Dans la même lettre, on lit :

« J’ai recommencé avant-hier mes lundis. Il y a eu le soir soixante et quinze dames dans la salle du trône, ce qui n’a pas laissé que de me fatiguer un peu. Mais au bout d’un quart d’heure que j’ai été assis, il n’y a plus paru. Cent-quatre-vingt-treize dans l’autre salle ; total : deux cent soixante-huit. Le compte est beau. Mais, cher duc, vous m’en croirez quand je vous dirai qu’il ne m’a pas satisfait.
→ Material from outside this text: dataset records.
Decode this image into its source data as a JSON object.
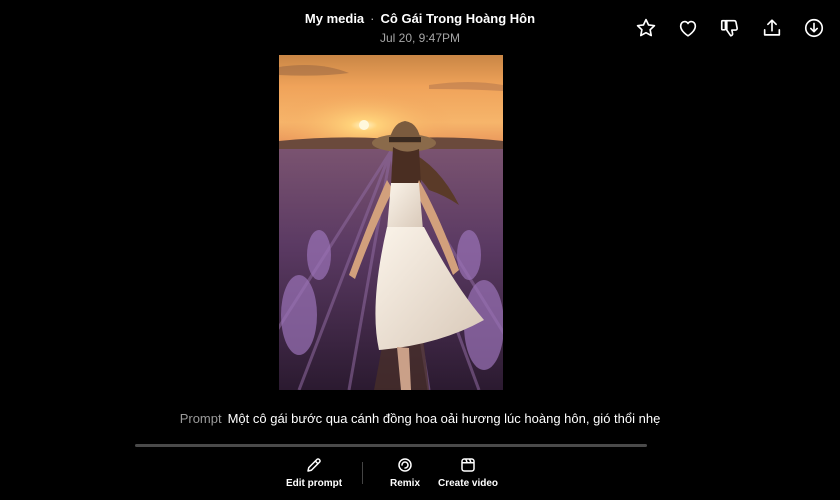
{
  "header": {
    "breadcrumb_parent": "My media",
    "separator": "·",
    "title": "Cô Gái Trong Hoàng Hôn",
    "timestamp": "Jul 20, 9:47PM"
  },
  "actions": [
    {
      "icon": "star-icon"
    },
    {
      "icon": "heart-icon"
    },
    {
      "icon": "thumbs-down-icon"
    },
    {
      "icon": "share-icon"
    },
    {
      "icon": "download-icon"
    }
  ],
  "prompt": {
    "label": "Prompt",
    "text": "Một cô gái bước qua cánh đồng hoa oải hương lúc hoàng hôn, gió thổi nhẹ"
  },
  "toolbar": {
    "edit_prompt": "Edit prompt",
    "remix": "Remix",
    "create_video": "Create video"
  }
}
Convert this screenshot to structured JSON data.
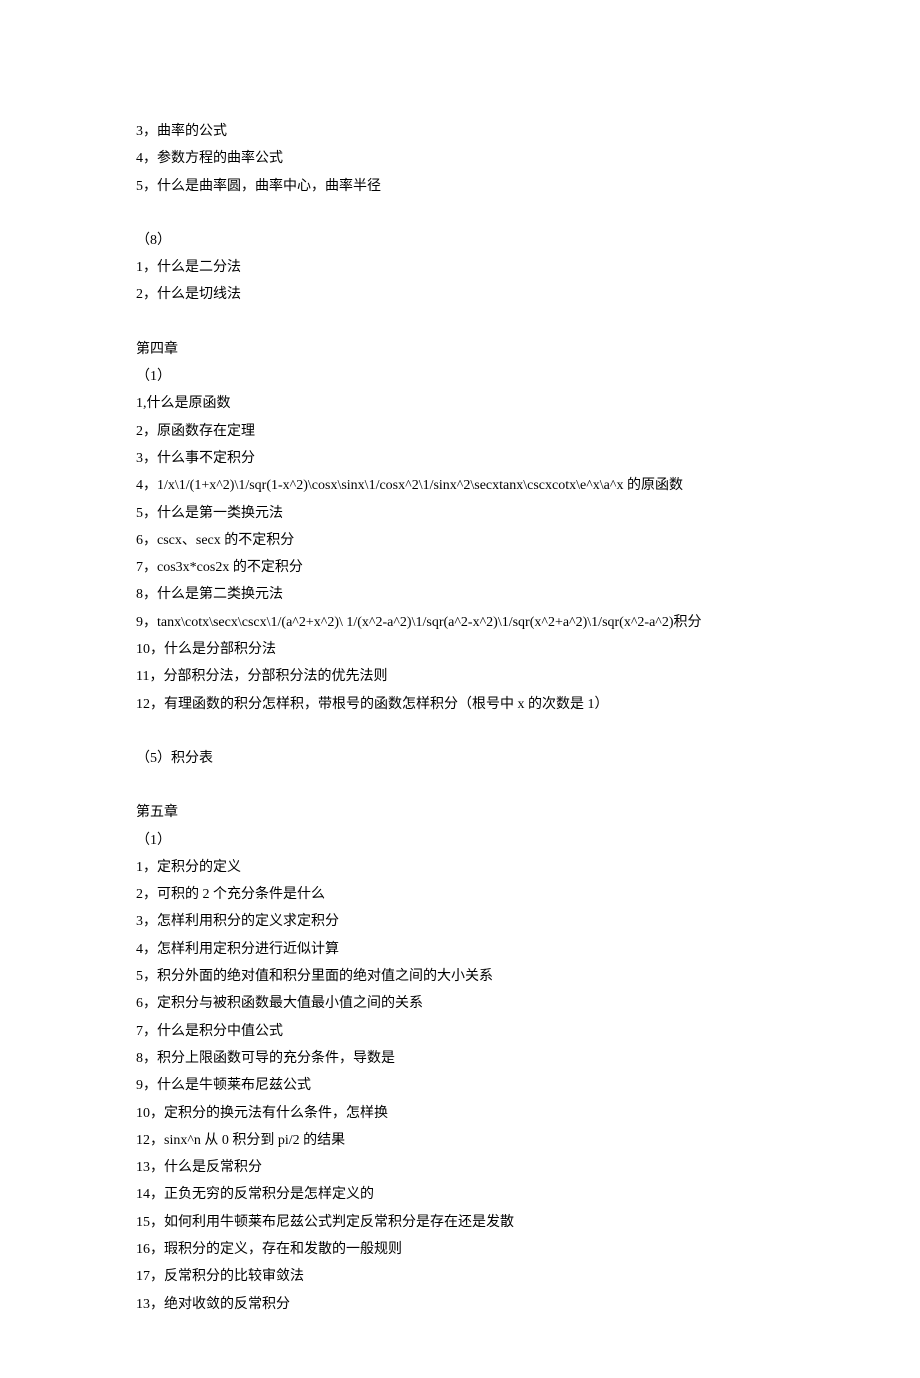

J’ai soupiré tout bas, mais du fond du cœur, de n’en pas compter soixante et seize d’abord et cent quatre-vingt-quatorze ensuite. La bonne Mme du Roure est venue. Je lui ai parlé de la petite, de mon fils, du bon ange, de mon petit Louis. Cela m’a fait du bien. Mais qu’il y a loin de cette illusion à la réalité ! »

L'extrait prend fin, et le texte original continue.